If you’re the kind of internet user that I think you are, dear imaginary reader, then you are most assuredly aware of the excellent and supremely hilarious podcast known as “Mike and Tom Eat Snacks,” or MATES if you are, in fact, into the whole brevity thing. The premise of MATES is as simple as it is brilliant. Every week, the two hosts of the podcast, Celebrity Comedian Michael Ian Black, and Canadian Tom Cavanagh pick a snack to eat, discuss, and rate. Hijinks and laughter ensue in what may be the strongest showing of improvisational comedy ever committed to (digital) tape. Any Wacko-Snacko episode is not to be missed, I assure you.
For the purposes of this post, I’ll ask you to consider the above episode of MATES. Listening to the entire thing would be a great use of your afternoon, but if you have a business meeting to attend or massive surgery scheduled, skipping ahead to Minute 17, Second 31 will save you some time. The two hosts are discussing the strange and unsettling country of Canada, and the coffee and doughnut seller ubiquitous in the land known as Tim Hortons. Apparently—and this was news to me, being the red-blooded American that I am—Tim Horton was first a somewhat popular hockey player (hockey is a sport, as far as I can tell from surfing the internet) before becoming an institution in the coffee and doughnut game. Tragically, Mr. Horton lost his life in an automobile accident. Hearing this, host Michael Ian Black wonders if the man passed “pre-dougnuts [or] post-doughnuts?” Imagining the somewhat uncouth process of naming a coffee and doughnut shop after a dead-too-soon ex-hockey player, the two hosts concur that Tim Horton, no doubt, died post doughnuts. They then after conceive of a comedic scenario in which a doughnut shop is named after Hall of Fame Baseball Player and Total Hero Roberto Clemente. “It’d be like us opening a Roberto Clemente doughnut shop,” says Michael Ian Black, to which Canadian Tom Cavanagh responds “Not a bad idea.”

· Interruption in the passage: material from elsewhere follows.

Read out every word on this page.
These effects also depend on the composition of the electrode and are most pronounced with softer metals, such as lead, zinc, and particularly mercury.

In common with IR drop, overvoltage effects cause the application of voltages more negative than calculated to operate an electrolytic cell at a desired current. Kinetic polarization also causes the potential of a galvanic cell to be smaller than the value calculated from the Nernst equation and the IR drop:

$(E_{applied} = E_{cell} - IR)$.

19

Here at The Trance of Waiting, we are nothing if not opportunistic, and have taken the liberty of mocking up said doughnut shop in the above image. Personally, we can’t foresee any potential pitfalls to a business model centered around the bust of Roberto Clemente utilized to sell coffee and doughnuts, and would like to volunteer whatever capital needed to get this enterprise off the ground and running. We eagerly await word from MATES representation.